Oh ya.. Tuhan, aku rasa aku sedang jatuh cinta saat ini. Ada seorang gadis cantik di kelasku, namanya Anita… menurut-Mu apakah dia menyukaiku? Ah… bagaimanapun juga aku tahu bahwa Engkau tetap menyukaiku karena aku tidak perlu menjadi siapapun untuk menyenangkan hati-Mu.  Engkau adalah sahabatku.
Hei…., ulang tahun-Mu tinggal dua hari lagi ‘kan?, tidakkah Engkau gembira? Tunggu saja nanti hadiah kejutan untuk-Mu; aku harap Engkau menyukainya. Ooops, aku harus pergi sekarang. Selamat siang.
Kemudian Andoy segera berlari keluar dan memanggil Pendeta Agaton.
Andoy: "Pak Pendeta, Pak Pendeta…. aku sudah selesai berbicara dengan Sahabatku, Yesus, sekarang anda bisa menemaniku menyeberang jalan!.”
Kegiatan tersebut berlangsung setiap hari dan Andoy tidak pernah absen sekalipun.
Suatu hari, Pendeta Agaton jatuh sakit sehingga dia tidak bisa memimpin gereja dan dirawat di rumah sakit. Oleh karenanya, ketika Andoy masuk gereja, ia tidak mendapatkannya.
Andoy: "Di manakah Bapa Pendeta? Dia biasanya membantuku menyeberangi jalan raya… dia selalu menyuruhku mampir lewat pintu belakang Gereja. tidak hanya itu, aku juga harus menyapa Sahabatku, hari ini adalah hari ulang tahun-Nya, aku punya hadiah untuk-Nya."
Andoy sedih, bingung dan setelah berpikir sebentar ia tidak mempunyai pilihan lain kecuali menyeberangi jalan raya tersebut sendirian.
Di situ ada sebuah tikungan yang tidak terlihat pandangan, sebuah bus melaju dengan kencang dan Andoy, sambil menyimpan hadiah tadi di dalam bajunya, mulai menyeberang sehingga dia tidak melihat datangnya bus tadi. Tiba-tiba braaakkk... (terdengar bunyi gaduh dan bus tadi berhenti mendadak) Apa yang terjadi? ternyata karena tidak bisa menghindari bus besar tadi Andoy tertabrak dan tewas seketika.
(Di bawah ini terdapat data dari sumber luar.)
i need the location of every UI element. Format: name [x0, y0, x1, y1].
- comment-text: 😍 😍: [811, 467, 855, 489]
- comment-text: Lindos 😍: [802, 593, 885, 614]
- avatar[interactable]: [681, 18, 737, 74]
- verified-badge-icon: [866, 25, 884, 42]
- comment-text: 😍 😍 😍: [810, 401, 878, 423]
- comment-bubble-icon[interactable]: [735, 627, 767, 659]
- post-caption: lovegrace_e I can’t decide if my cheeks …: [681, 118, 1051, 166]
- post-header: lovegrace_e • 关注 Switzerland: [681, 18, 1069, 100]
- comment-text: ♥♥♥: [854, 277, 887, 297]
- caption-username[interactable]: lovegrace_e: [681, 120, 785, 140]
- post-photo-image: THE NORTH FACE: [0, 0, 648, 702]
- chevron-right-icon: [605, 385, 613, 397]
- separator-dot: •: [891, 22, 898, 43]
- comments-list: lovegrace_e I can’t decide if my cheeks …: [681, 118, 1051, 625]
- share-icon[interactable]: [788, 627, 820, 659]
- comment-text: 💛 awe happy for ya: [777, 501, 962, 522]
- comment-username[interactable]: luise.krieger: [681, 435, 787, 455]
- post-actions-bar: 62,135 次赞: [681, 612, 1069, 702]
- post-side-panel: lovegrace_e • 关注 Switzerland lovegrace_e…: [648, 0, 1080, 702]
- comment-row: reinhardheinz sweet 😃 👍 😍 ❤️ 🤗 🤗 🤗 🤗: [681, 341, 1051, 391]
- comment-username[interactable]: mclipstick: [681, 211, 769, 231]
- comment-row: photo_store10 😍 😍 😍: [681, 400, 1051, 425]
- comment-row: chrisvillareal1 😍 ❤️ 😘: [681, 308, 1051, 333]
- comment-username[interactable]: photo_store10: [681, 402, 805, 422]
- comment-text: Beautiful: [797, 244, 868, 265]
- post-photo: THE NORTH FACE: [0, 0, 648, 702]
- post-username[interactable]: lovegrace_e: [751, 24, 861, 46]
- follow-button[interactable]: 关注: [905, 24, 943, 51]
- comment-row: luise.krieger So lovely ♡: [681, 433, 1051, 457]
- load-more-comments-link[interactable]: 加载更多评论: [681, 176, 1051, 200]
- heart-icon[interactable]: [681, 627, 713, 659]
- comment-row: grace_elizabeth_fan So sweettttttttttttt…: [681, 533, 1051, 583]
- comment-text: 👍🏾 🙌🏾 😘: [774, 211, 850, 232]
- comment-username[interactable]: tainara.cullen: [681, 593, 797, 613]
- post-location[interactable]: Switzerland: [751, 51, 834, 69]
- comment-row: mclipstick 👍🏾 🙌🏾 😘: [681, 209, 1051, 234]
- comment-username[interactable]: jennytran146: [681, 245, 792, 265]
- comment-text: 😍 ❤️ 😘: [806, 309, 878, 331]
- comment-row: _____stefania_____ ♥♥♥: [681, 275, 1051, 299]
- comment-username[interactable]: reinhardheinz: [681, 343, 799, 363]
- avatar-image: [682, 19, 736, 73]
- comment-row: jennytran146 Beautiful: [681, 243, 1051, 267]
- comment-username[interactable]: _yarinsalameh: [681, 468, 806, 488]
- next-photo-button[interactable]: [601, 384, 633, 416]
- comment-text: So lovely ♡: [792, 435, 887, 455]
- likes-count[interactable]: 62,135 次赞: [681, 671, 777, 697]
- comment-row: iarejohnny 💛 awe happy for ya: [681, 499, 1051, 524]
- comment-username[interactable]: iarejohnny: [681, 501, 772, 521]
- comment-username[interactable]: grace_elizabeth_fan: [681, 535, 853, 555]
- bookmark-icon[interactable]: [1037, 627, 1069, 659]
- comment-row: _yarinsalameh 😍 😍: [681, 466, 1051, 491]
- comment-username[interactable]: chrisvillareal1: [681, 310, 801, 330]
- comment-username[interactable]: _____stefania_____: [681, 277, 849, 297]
Orang-orang di sekitarnya berlarian dan mengelilingi tubuh Andoy yang sudah tak bernyawa.
Sedih.... saat itu entah darimana munculnya tiba-tiba datang seorang pria berjubah putih dengan wajah yang lembut namun penuh dengan air mata, ia memeluk tubuh Andoy dan menangis. Orang-orangpun heran, mereka penasaran lalu bertanya: "Maaf Tuan, apakah anda keluarga bocah malang ini? Apakah anda  mengenalnya ?."
Dengan hati yang berduka ia segera berdiri dan berkata: "Anak ini namanya Andoy, dia adalah sahabat-Ku."
Lalu diambilnya bungkusan hadiah dari dalam baju Andoy dan menaruh di dadaNya. Dia lalu berdiri dan membawa pergi tubuh Andoy. Kerumunan orang tersebut semakin penasaran...
Malam itu, Pendeta Agaton menerima berita yang sungguh mengejutkan itu dan dia datang ke rumah Andoy. Ketika Pendeta Agaton bertemu dengan orangtua Andoy ia bertanya: "Bagaimana anda mengetahui putera anda meninggal?."
Ibu Andoy menjawab sambil menghapus air matanya: “Seorang pria berjubah putih yang membawanya kemari.”
Pendeta Agaton bertanya lagi: “Apa katanya?
Dia tidak mengucapkan sepatah katapun. Dia sangat berduka. Kami tidak mengenalnya namun dia terlihat sedih, sepertinya Dia mengenal Andoy dengan baik. Tetapi ada suatu kedamaian yang sulit untuk dijelaskan mengenai dirinya. Dia menyerahkan anak kami dan tersenyum lembut. Dia membelai rambut Andoy dan mencium keningnya kemudian Dia membisikkan sesuatu,” jawab ayah Andoy.
PendetaAgaton: “Apa yang dikatakannya?
Ayah Andoy menjawab: “Dia berkata terima kasih buat kadonya. Aku akan segera berjumpa denganmu, engkau akan bersama-Ku.” dan, sang ayah melanjutkan,Anda tahu kemudian. semuanya itu terasa begitu indah… aku menangis karena bahagia... aku tidak dapat menjelaskannya, ketika Dia meninggalkan kami ada suatu kedamaian yang memenuhi hati kami. Aku tahu puteraku sudah berada di surga sekarang. Tapi Pak Pendeta, tolonglah katakan siapakah Pria ini yang selalu bicara dengan puteraku setiap hari di Gerejamu? anda pasti mengenalnya, karena anda selalu berada di sana setiap hari, kecuali hari ini saat puteraku meninggal!

Tiba-tiba air mata Pendeta Agaton menetes di pipinya, dengan lutut gemetar Pendeta Agaton berbisik, “Dia tidak berbicara dengan siapa-siapa... kecuali dengan Tuhan Yesus.”